APOLOGÍA DE LOS MINEROS
Estos hombres, encargados de excavar minas para
extraer el metal del diablo desde las mismísimas entrañas de la Pachamama,
son los forjadores de un país que desde hace siglos fue productor de materias primas,
de esas materias primas que alimentaron a las monarquías europeas durante la
colonia y que, durante la malograda república, hicieron de los barones del
estaño señores de corbata y levita, mientras ellos dejaban sus pulmones
reventados por la silicosis en los inhóspitos socavones.
Los mineros son los arquitectos de un mundo
subterráneo, donde reina el Tío de la mina, guardián de las riquezas minerales,
pero también de las herramientas usadas para taladrar la roca en las galerías
apuntaladas con soportes de callapos para impedir los derrumbes.
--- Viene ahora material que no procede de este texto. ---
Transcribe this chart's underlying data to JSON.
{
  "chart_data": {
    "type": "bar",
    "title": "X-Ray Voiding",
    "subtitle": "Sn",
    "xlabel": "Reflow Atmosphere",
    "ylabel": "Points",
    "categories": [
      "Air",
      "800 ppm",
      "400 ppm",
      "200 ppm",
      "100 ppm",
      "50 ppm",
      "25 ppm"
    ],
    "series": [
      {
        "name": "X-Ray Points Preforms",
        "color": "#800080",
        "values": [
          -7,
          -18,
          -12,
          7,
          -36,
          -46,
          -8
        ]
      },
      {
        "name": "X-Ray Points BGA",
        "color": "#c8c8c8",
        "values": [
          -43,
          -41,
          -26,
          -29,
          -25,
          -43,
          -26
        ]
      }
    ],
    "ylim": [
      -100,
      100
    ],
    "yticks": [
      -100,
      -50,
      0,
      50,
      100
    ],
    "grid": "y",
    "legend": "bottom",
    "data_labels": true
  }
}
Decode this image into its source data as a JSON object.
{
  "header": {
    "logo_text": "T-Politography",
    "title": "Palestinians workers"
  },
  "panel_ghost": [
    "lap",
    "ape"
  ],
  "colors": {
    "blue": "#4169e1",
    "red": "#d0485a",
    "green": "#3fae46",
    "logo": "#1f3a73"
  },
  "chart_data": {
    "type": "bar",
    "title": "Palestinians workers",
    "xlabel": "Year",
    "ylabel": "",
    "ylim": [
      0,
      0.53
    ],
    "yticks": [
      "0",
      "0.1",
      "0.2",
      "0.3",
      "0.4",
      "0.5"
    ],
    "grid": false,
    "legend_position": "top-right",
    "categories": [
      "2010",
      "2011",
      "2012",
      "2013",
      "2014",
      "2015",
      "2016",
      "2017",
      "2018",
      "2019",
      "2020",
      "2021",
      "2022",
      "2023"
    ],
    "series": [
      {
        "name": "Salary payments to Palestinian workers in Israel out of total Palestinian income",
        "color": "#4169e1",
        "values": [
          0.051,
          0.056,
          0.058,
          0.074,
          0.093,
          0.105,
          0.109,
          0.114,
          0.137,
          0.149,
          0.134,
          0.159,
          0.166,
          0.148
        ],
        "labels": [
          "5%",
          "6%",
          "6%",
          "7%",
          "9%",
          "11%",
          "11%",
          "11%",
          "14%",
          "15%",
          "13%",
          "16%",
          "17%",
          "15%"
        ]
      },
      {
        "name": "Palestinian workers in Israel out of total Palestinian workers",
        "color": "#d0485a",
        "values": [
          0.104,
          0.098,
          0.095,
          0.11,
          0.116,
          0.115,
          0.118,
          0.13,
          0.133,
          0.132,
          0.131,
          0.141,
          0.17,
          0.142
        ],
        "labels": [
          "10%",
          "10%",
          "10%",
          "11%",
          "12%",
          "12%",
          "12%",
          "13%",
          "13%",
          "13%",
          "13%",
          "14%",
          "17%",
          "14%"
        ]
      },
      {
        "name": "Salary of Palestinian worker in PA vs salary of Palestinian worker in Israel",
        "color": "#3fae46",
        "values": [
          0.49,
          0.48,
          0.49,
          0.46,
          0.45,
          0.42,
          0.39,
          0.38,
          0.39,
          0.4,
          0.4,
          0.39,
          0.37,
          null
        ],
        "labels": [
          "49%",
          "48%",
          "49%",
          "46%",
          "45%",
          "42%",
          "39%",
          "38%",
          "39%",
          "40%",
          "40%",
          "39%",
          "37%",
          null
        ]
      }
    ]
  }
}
No cabe duda de que el metal del diablo, en su estado más puro y
salvaje, es un tesoro brillante y negro como el azabache, un tesoro que
enriqueció a unos pocos y llenó la olla de las familias humildes, acostumbradas
a cocinar sus penas y desgracias a fuego lento pero constante.
Contemplar el bostezo de una bocamina en la ladera de
un cerro es lo mismo que enfrentarse a un monstruo dormido a plena luz del día.
En su interior, donde no asoman los rayos del sol ni se respira el aire puro,
el trabajo del minero es duro y riesgoso; rompe la oscuridad casi impenetrable
con la lámpara enganchada al guardatojo y evita las partículas de polvo con
el pulmosan. En algunos casos, aparte del esfuerzo físico que emplea para abrir
los rajos entre penumbra y roca dura, trabaja en posturas forzadas y, como
atrapado en una ratonera, recorre largas distancias, inclinado o de rodillas,
para alcanzar los filones que, por los caprichos geológicos de la naturaleza,
parecen reptiles enraizados en la corteza terrestre.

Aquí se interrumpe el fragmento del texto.